Missing Mama

The Experience of Mother Absence In African American Communities

Introduction to the Idea

From our ancestral mothers' abductions from Africa, our Motherland; to the savagery of slavery that tore child from mother; to the black mothers who left strange-fruited southern fields for northern cold cruelties; to the mother who trades her infant for crack; to the mothers today who are entering the prison industries in record numbers, as her children are entering the foster care system — who has been more motherless (and unmothered) than African American children?

Missing Mama is a shared story about collective grief in African American communities. Much discussion has been given to the absence of African American males as fathers and parents. Educators, social scientists, psychologists and others speak and teach about the negative impact on the psychological and socio-emotional development of fatherless children. But what about missing mothers? What about African American children who are experiencing mother loss and absence? Who or what has replaced her? Missing Mama invites questioning dialogue for soul searching answers.

Missing Mama speculates throughout the weight of this profound experience. Its crippling grief and burden of loss has impacted generations of Africans — those left on the continent as well as those Africans enslaved in Europe, the Americas and the Caribbean. Who could speak of such loss as losing our beloved mothers? It arrested the physical, mental and emotional well being of men, women and children. It fettered personal and intimate relationships after slavery as African Americans forged timorous existence in New World political-racist landscapes. Mother absence and the phenomena of unmothered children today is bringing new crisis to African American families.

Missing Mama is a collection of experiences of mother loss (death and absence) in African American communities. Although I had wanted a more academic product that combined scholarly research, explorations of literature, art, music, and history, it could not be written without telling my own story of mother loss. My mother's death, her absence and my sorrow were all interwoven into every aspect of my young and adult life. My life, as I recollect from my earliest memories, was highlighted by her untimely death. It detoured into a gauntlet of caretakers, continuous moving, multiple new schools and continued through odd befriendings, lovers, husbands, daughters, and a multi-sensory spiritual awakening.

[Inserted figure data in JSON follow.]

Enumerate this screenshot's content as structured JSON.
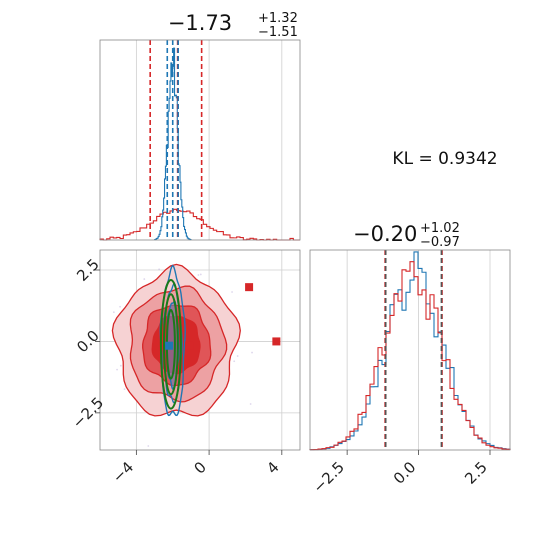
{
  "colors": {
    "red": "#d62728",
    "blue": "#1f77b4",
    "green": "#1a7a1a",
    "grid": "#cfcfcf"
  },
  "annotation": {
    "kl": "KL = 0.9342"
  },
  "chart_data": [
    {
      "type": "histogram",
      "panel": "top-left (parameter 1 marginal)",
      "title": {
        "median": "−1.73",
        "plus": "+1.32",
        "minus": "−1.51"
      },
      "xlim": [
        -6,
        5
      ],
      "grid": true,
      "series": [
        {
          "color": "red",
          "kind": "step histogram (broad)",
          "center": -1.73,
          "quantiles": [
            -3.24,
            -1.73,
            -0.41
          ]
        },
        {
          "color": "blue",
          "kind": "step histogram (narrow)",
          "center": -2.0,
          "quantiles": [
            -2.3,
            -2.0,
            -1.7
          ]
        }
      ]
    },
    {
      "type": "contour",
      "panel": "bottom-left (2D joint)",
      "xlim": [
        -6,
        5
      ],
      "ylim": [
        -3.8,
        3.2
      ],
      "x_ticks": [
        "−4",
        "0",
        "4"
      ],
      "y_ticks": [
        "−2.5",
        "0.0",
        "2.5"
      ],
      "grid": true,
      "series": [
        {
          "color": "red",
          "kind": "filled density contours",
          "center": [
            -1.8,
            -0.1
          ]
        },
        {
          "color": "blue",
          "kind": "narrow density contours",
          "center": [
            -2.0,
            -0.1
          ]
        },
        {
          "color": "green",
          "kind": "ellipses",
          "center": [
            -2.1,
            -0.1
          ]
        }
      ],
      "points": [
        {
          "x": 2.2,
          "y": 1.9,
          "color": "red"
        },
        {
          "x": 3.7,
          "y": 0.0,
          "color": "red"
        },
        {
          "x": -1.1,
          "y": -0.15,
          "color": "red"
        },
        {
          "x": -2.2,
          "y": -0.15,
          "color": "blue"
        }
      ]
    },
    {
      "type": "histogram",
      "panel": "bottom-right (parameter 2 marginal)",
      "title": {
        "median": "−0.20",
        "plus": "+1.02",
        "minus": "−0.97"
      },
      "xlim": [
        -3.8,
        3.2
      ],
      "x_ticks": [
        "−2.5",
        "0.0",
        "2.5"
      ],
      "grid": true,
      "series": [
        {
          "color": "red",
          "kind": "step histogram",
          "center": -0.2,
          "quantiles": [
            -1.17,
            -0.2,
            0.82
          ]
        },
        {
          "color": "blue",
          "kind": "step histogram",
          "center": -0.15,
          "quantiles": [
            -1.15,
            -0.15,
            0.8
          ]
        }
      ]
    }
  ]
}
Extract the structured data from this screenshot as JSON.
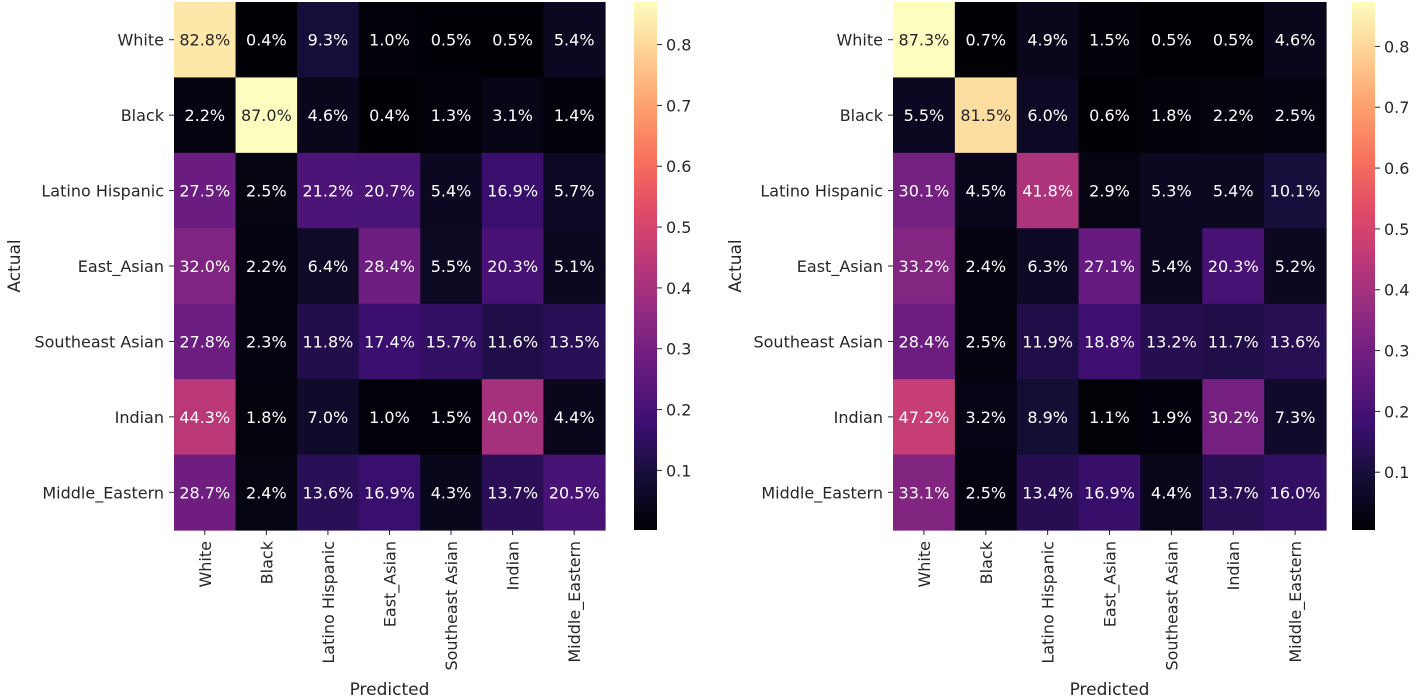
{
  "chart_data": [
    {
      "type": "heatmap",
      "title": "",
      "xlabel": "Predicted",
      "ylabel": "Actual",
      "x_categories": [
        "White",
        "Black",
        "Latino Hispanic",
        "East_Asian",
        "Southeast Asian",
        "Indian",
        "Middle_Eastern"
      ],
      "y_categories": [
        "White",
        "Black",
        "Latino Hispanic",
        "East_Asian",
        "Southeast Asian",
        "Indian",
        "Middle_Eastern"
      ],
      "values": [
        [
          0.828,
          0.004,
          0.093,
          0.01,
          0.005,
          0.005,
          0.054
        ],
        [
          0.022,
          0.87,
          0.046,
          0.004,
          0.013,
          0.031,
          0.014
        ],
        [
          0.275,
          0.025,
          0.212,
          0.207,
          0.054,
          0.169,
          0.057
        ],
        [
          0.32,
          0.022,
          0.064,
          0.284,
          0.055,
          0.203,
          0.051
        ],
        [
          0.278,
          0.023,
          0.118,
          0.174,
          0.157,
          0.116,
          0.135
        ],
        [
          0.443,
          0.018,
          0.07,
          0.01,
          0.015,
          0.4,
          0.044
        ],
        [
          0.287,
          0.024,
          0.136,
          0.169,
          0.043,
          0.137,
          0.205
        ]
      ],
      "annotations": [
        [
          "82.8%",
          "0.4%",
          "9.3%",
          "1.0%",
          "0.5%",
          "0.5%",
          "5.4%"
        ],
        [
          "2.2%",
          "87.0%",
          "4.6%",
          "0.4%",
          "1.3%",
          "3.1%",
          "1.4%"
        ],
        [
          "27.5%",
          "2.5%",
          "21.2%",
          "20.7%",
          "5.4%",
          "16.9%",
          "5.7%"
        ],
        [
          "32.0%",
          "2.2%",
          "6.4%",
          "28.4%",
          "5.5%",
          "20.3%",
          "5.1%"
        ],
        [
          "27.8%",
          "2.3%",
          "11.8%",
          "17.4%",
          "15.7%",
          "11.6%",
          "13.5%"
        ],
        [
          "44.3%",
          "1.8%",
          "7.0%",
          "1.0%",
          "1.5%",
          "40.0%",
          "4.4%"
        ],
        [
          "28.7%",
          "2.4%",
          "13.6%",
          "16.9%",
          "4.3%",
          "13.7%",
          "20.5%"
        ]
      ],
      "colormap": "magma",
      "colorbar": {
        "vmin": 0.002,
        "vmax": 0.87,
        "ticks": [
          0.1,
          0.2,
          0.3,
          0.4,
          0.5,
          0.6,
          0.7,
          0.8
        ],
        "tick_labels": [
          "0.1",
          "0.2",
          "0.3",
          "0.4",
          "0.5",
          "0.6",
          "0.7",
          "0.8"
        ]
      }
    },
    {
      "type": "heatmap",
      "title": "",
      "xlabel": "Predicted",
      "ylabel": "Actual",
      "x_categories": [
        "White",
        "Black",
        "Latino Hispanic",
        "East_Asian",
        "Southeast Asian",
        "Indian",
        "Middle_Eastern"
      ],
      "y_categories": [
        "White",
        "Black",
        "Latino Hispanic",
        "East_Asian",
        "Southeast Asian",
        "Indian",
        "Middle_Eastern"
      ],
      "values": [
        [
          0.873,
          0.007,
          0.049,
          0.015,
          0.005,
          0.005,
          0.046
        ],
        [
          0.055,
          0.815,
          0.06,
          0.006,
          0.018,
          0.022,
          0.025
        ],
        [
          0.301,
          0.045,
          0.418,
          0.029,
          0.053,
          0.054,
          0.101
        ],
        [
          0.332,
          0.024,
          0.063,
          0.271,
          0.054,
          0.203,
          0.052
        ],
        [
          0.284,
          0.025,
          0.119,
          0.188,
          0.132,
          0.117,
          0.136
        ],
        [
          0.472,
          0.032,
          0.089,
          0.011,
          0.019,
          0.302,
          0.073
        ],
        [
          0.331,
          0.025,
          0.134,
          0.169,
          0.044,
          0.137,
          0.16
        ]
      ],
      "annotations": [
        [
          "87.3%",
          "0.7%",
          "4.9%",
          "1.5%",
          "0.5%",
          "0.5%",
          "4.6%"
        ],
        [
          "5.5%",
          "81.5%",
          "6.0%",
          "0.6%",
          "1.8%",
          "2.2%",
          "2.5%"
        ],
        [
          "30.1%",
          "4.5%",
          "41.8%",
          "2.9%",
          "5.3%",
          "5.4%",
          "10.1%"
        ],
        [
          "33.2%",
          "2.4%",
          "6.3%",
          "27.1%",
          "5.4%",
          "20.3%",
          "5.2%"
        ],
        [
          "28.4%",
          "2.5%",
          "11.9%",
          "18.8%",
          "13.2%",
          "11.7%",
          "13.6%"
        ],
        [
          "47.2%",
          "3.2%",
          "8.9%",
          "1.1%",
          "1.9%",
          "30.2%",
          "7.3%"
        ],
        [
          "33.1%",
          "2.5%",
          "13.4%",
          "16.9%",
          "4.4%",
          "13.7%",
          "16.0%"
        ]
      ],
      "colormap": "magma",
      "colorbar": {
        "vmin": 0.005,
        "vmax": 0.873,
        "ticks": [
          0.1,
          0.2,
          0.3,
          0.4,
          0.5,
          0.6,
          0.7,
          0.8
        ],
        "tick_labels": [
          "0.1",
          "0.2",
          "0.3",
          "0.4",
          "0.5",
          "0.6",
          "0.7",
          "0.8"
        ]
      }
    }
  ]
}
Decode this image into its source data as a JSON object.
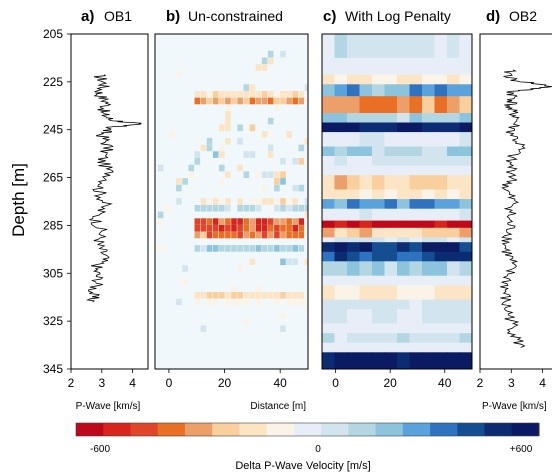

Missing Mama invites readers to participate in a literary introspective ritual with African American peoples. Read, weep and laugh to release generations of holocaustic sorrow. Bear witness to our collective ceaseless mourning which continues to impact every aspect of our lives today, from our personal and intimate relationships, to men, women and children internalizing subhuman self-concept and self-images, to the gross behaviors that were once coping and survival strategies, which now spotlights us for constant racial profiling, and to the inability for us to recognize our own cultural genius that hinder our progress for academic scholarship and self-proficiency.

Missing Mama calls for collective awakening. Once nameless, the yoke called GRIEF and SORROW has been identified. It can be removed. I am offering a healing balm for the gaping moral wound in the spirits of African American men, women and children who have lived muted lives. With full permission to express our long buried pain, we can reclaim our full holistic humanness, our position of excellence in our families, and our interdependence in our immediate and global communities.

The Books Planned

Missing Mama: The Experience of Mother Absence is the first book in the trilogy. It is my personal story of mother loss and absence. I tell it through the stories of the caregivers who took my mother’s place. To see a bit of this story, please read my chapter excerpt.

Missing Mama: Voices from African American Communities is planned to be the collective experience and voice of men, women and children of African descent who have missed their mothers due to death or living deaths, such as mental and physical disabilities, poverty, illness, incarceration, HIV/Aids, adoption, abandonment, rejection, substance abuse, emotional/physical abuse, addictions, etc. It is for this book that I am collecting information from you - the rest of the community - that we can jointly share in healing this wound. Please consider taking one of the surveys, depending on your experience: Loss due to Death, or Loss due to Living Death.

Missing Mama: Your Voice and Journey is a journal of affirmations for grieving and healing from past and present grief and sorrow.